Dear Open-MPI Developers,

investigations on the segmentation fault (see previous postings "Signal: Segmentation fault (11) Problem") lets us suspect that Open-MPI allows only a limited number of elements in the description of user-defined MPI_Datatypes.

Our application segmentation-faults when a large user-defined data structure is passed to MPI_Send.

The segmentation fault happens in the function ompi_generic_simple_pack in datatype_pack.c when trying to access pElem (Bad address).

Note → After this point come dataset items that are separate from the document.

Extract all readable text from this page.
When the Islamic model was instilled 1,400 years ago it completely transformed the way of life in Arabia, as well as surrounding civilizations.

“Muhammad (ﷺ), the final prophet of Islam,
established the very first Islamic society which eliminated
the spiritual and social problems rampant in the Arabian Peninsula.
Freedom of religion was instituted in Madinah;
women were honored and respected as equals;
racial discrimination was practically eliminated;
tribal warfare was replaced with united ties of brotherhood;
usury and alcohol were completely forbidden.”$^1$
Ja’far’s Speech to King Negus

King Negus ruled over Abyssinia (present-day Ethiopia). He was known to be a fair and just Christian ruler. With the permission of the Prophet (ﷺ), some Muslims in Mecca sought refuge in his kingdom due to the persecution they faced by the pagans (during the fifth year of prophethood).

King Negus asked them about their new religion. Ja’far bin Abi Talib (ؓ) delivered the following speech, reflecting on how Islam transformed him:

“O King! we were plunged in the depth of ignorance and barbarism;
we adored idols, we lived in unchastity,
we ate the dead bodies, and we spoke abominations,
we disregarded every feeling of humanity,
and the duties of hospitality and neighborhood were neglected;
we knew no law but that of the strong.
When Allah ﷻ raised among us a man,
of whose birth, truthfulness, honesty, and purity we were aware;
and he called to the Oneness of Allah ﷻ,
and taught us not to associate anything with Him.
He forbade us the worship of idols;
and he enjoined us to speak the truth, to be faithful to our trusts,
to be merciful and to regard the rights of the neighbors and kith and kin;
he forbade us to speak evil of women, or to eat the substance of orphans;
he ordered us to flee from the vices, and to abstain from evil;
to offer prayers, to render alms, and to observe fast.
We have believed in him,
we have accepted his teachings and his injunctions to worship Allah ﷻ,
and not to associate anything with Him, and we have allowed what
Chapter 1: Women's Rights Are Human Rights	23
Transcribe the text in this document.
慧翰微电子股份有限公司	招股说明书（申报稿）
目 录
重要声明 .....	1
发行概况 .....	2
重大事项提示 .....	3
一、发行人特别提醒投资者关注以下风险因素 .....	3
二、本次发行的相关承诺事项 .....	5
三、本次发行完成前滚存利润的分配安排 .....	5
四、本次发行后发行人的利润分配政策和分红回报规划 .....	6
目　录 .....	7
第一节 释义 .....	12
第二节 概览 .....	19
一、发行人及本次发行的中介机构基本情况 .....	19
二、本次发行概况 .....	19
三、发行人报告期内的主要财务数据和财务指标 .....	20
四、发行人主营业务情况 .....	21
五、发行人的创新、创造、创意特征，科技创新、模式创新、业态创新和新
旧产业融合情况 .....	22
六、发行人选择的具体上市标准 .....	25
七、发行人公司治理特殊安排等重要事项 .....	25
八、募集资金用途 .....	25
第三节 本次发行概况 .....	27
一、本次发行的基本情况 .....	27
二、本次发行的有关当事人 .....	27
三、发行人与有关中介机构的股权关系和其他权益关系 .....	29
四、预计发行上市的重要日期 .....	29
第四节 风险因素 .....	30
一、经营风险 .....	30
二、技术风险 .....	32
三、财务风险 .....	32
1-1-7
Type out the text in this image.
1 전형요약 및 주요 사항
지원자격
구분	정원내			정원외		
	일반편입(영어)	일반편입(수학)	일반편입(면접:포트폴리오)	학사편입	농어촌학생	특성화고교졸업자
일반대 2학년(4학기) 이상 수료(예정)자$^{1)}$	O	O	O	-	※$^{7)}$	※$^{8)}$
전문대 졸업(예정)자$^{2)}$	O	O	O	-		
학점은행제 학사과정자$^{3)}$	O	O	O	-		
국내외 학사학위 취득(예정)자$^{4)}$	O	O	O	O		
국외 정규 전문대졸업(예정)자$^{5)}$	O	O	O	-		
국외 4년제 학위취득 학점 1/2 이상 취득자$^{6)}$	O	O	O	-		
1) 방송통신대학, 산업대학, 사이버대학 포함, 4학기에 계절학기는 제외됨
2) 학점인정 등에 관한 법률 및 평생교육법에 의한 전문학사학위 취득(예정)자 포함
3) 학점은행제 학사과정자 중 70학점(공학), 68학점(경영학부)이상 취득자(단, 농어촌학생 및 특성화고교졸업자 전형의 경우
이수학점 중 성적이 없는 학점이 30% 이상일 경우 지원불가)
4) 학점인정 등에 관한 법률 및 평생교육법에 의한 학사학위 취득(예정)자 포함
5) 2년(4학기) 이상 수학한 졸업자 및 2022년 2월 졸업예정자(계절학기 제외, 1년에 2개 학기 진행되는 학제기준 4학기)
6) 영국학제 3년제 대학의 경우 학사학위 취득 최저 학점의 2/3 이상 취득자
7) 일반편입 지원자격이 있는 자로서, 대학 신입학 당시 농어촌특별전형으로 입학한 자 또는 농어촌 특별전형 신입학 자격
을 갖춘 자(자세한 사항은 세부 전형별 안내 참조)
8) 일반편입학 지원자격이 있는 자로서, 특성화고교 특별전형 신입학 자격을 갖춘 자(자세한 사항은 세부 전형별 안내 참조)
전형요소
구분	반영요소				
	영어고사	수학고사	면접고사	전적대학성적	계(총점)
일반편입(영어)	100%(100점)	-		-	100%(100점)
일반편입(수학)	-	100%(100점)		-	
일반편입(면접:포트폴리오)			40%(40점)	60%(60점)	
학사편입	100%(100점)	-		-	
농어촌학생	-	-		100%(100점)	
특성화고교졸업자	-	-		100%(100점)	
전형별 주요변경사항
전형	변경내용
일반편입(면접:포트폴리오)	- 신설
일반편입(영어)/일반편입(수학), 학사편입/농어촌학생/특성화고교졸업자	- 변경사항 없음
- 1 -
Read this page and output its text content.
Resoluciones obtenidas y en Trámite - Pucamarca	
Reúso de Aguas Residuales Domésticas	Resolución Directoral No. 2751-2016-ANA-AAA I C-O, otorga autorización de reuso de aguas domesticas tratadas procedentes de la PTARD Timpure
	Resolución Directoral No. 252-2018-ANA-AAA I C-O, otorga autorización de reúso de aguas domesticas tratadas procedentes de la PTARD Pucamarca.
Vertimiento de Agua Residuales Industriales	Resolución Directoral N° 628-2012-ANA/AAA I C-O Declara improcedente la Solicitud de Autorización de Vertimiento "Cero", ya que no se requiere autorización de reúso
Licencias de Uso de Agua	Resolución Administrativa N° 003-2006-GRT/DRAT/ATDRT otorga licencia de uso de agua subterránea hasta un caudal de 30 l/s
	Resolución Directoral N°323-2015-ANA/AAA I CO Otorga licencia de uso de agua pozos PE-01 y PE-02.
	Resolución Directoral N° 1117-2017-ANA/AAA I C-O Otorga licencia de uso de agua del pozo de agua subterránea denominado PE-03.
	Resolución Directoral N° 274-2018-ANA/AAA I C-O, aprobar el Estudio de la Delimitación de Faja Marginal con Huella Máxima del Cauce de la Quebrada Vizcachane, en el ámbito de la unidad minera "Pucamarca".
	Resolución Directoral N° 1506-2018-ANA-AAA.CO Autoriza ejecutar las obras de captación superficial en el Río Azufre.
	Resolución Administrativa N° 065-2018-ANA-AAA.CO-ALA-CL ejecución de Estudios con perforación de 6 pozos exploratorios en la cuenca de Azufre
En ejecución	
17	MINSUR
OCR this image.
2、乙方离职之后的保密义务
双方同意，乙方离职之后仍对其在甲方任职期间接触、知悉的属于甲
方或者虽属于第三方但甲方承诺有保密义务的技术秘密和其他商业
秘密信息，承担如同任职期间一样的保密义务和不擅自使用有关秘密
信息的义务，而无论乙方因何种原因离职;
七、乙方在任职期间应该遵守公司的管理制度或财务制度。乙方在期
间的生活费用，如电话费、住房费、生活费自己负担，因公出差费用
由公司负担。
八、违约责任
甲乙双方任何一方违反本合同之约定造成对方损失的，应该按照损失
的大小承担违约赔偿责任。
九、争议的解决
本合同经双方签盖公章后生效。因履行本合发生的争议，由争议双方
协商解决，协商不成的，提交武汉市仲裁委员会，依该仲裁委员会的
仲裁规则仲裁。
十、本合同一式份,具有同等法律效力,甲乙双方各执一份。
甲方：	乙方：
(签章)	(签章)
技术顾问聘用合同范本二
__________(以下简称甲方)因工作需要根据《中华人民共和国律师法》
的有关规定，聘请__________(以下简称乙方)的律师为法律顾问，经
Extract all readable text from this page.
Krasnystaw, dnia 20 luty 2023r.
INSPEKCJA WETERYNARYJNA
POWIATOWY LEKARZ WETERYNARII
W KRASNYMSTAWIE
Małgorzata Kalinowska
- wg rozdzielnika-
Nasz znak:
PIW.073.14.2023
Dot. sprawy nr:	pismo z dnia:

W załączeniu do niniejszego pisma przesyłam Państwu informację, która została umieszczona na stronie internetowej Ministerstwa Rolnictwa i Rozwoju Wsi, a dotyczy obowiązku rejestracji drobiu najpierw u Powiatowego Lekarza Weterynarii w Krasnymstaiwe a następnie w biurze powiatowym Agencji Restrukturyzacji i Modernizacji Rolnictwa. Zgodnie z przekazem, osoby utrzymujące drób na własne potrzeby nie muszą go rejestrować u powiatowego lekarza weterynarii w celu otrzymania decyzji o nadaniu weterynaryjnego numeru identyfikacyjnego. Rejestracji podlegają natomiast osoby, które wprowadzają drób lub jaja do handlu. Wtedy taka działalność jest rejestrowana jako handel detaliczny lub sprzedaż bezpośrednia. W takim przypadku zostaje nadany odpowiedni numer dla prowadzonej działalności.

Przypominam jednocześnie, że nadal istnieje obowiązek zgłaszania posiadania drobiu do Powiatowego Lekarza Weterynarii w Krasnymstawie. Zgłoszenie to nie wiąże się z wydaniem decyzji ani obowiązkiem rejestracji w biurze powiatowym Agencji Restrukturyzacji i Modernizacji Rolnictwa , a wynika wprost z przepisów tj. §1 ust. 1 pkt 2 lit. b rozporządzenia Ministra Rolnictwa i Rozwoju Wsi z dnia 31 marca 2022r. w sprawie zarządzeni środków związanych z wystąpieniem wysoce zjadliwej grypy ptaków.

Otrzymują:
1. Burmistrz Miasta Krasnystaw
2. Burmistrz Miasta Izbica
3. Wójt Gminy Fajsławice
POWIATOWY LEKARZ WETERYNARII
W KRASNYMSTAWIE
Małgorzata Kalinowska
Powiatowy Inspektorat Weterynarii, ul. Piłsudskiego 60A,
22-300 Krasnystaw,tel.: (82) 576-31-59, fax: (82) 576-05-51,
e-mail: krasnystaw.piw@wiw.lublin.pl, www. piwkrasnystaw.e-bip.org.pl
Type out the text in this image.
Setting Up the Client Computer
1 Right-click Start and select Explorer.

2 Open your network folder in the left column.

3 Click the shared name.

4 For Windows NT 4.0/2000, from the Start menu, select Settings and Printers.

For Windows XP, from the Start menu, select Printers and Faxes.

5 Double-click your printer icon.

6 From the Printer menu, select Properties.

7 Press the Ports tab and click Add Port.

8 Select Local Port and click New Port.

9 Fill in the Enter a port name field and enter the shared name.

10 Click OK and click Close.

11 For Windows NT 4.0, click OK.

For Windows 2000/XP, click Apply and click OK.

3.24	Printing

The structure pElem is set in line 276, where it is retrieved as

276: pElem = &(description[pos_desc]);

pos_desc is of type uint32_t with the value 0xffff929f (4294939295), which itself is set on line 271 by a variable of type int16_t and value -1. This leads to the indexing of the description structure at position -1, producing the segmentation fault. The origin of the pos_desc can be faund in the same function at line 271:

271: pos_desc = pStack->index;

The structure to which pStack is pointing is of type dt_stack, defined in ompi/datatype/convertor.h starting at line 65, where index is and int16_t and  commented with “index in the element description”:

typedef struct dt_stack {

    int16_t   index;    /**< index in the element description */

    int16_t   type;     /**< the type used for the last pack/unpack (original or DT_BYTE) */

    size_t    count;    /**< number of times we still have to do it */

    ptrdiff_t disp;     /**< actual displacement depending on the count field */

} dt_stack_t;

We therefore conclude that MPI_Datatypes, which are constructed with Open-MPI (in the release of 1.2.1a of April 10th 2007)
have the limitation of containing a maximum of 32’768 separate entries.

Although changing the type of the index to int32_t solves the problem of the segmentation fault, I would be happy if the author / maintainer of the code could have a look at it and decide if this is viable fix. Having spent a lot of time in hunting down the issue into the Open-MPI code, I would be glad to see the issue fixed in upcoming releases.